OPINION: We need a new approach to better respond to rural adversity

Monday, 26 October 2020

By Professor David Perkins, Director of the University of Newcastle's Centre for Rural and Remote Mental Health.

OPINION: We need a new approach to better respond to rural adversity

For rural people it feels as though life consists of one adverse event after another with no let-up or breathing space before the next catastrophe strikes.  Drought, fire, floods, pests, changes in commodity prices seem to challenge the foundations of rural living and we are seeing the impact in levels of distress and mental ill-health.  This rural adversity cycle is familiar to our friends across the world.  Just this morning I was talking with a colleague against a background of intense bushfires in Colorado, US.  But it’s not just rural adversity.  Rural people also face the normal challenges of life such as sickness, bereavement, losses by suicide, alongside injury, unemployment and business failure.  On top of this, while the levels of infections and number of deaths attributable to COVID 19 in rural Australia have been limited, the economic and social consequences of the lockdowns have been considerable.

It is clear that no-one in rural Australia is immune to this cycle of rural, personal and global adverse events and that it is not a question of isolated events that can be addressed by short term spending on help-lines, counsellors, coordinators, and mental health workers.

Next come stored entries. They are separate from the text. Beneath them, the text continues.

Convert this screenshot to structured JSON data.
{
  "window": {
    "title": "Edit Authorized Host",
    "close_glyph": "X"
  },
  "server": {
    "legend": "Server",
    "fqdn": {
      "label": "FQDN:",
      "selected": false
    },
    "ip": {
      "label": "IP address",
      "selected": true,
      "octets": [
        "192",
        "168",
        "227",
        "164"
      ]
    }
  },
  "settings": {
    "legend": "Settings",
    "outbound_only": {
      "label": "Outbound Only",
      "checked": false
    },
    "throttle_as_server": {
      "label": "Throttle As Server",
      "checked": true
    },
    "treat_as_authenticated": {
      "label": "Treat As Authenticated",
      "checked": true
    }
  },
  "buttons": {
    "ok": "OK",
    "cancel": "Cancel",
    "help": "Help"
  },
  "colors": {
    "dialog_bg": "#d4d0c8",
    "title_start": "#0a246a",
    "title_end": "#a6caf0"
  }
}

Our research, which was launched at the Australia and New Zealand Rural Mental Health Symposium, examines how this pattern of adverse events impacts on the wellbeing of individuals, families and communities causing psychological distress, mental ill-health, and a reduced ability of rural communities to adapt and recover.  We show how human, material and economic loss undermines wellbeing and a community’s ability to support its more vulnerable members.  This is accompanied by increased anxiety, depression, substance misuse, post traumatic symptoms and increased suicide risk.  All this reduces the ability to cope with the next adverse event.

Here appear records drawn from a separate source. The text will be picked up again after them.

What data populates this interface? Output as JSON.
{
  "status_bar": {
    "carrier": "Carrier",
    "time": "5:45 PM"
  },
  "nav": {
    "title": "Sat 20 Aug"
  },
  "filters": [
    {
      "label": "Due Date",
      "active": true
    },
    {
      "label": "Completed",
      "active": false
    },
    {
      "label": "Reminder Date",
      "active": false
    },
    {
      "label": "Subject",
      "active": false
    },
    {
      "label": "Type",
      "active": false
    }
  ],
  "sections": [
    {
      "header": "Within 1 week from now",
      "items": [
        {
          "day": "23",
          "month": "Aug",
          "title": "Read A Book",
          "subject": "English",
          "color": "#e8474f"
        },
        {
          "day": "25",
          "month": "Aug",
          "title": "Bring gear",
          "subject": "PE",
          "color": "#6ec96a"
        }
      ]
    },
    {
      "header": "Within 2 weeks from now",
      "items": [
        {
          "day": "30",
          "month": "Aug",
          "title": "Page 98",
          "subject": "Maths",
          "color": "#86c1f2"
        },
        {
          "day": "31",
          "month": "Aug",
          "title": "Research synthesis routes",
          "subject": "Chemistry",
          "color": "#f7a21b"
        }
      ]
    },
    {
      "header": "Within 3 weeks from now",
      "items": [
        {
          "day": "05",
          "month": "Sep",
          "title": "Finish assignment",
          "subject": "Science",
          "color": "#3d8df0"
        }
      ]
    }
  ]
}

In response, we need to recognise the extent of this challenge and move from short-term and sometimes overlapping responses that address single events to comprehensive and extended responses that  combine disaster response with psychological support to mitigate human losses, financial help for material losses, and investments in rural business and development community development.  In many places mental health services will need to be enhanced and mitigation undertaken to increase preparedness for future events.

We already spend considerable money in our response to rural adversity but we should ask whether this strengthens individuals, families and communities as such events become more common and more intense.  The evidence suggests a new approach is needed.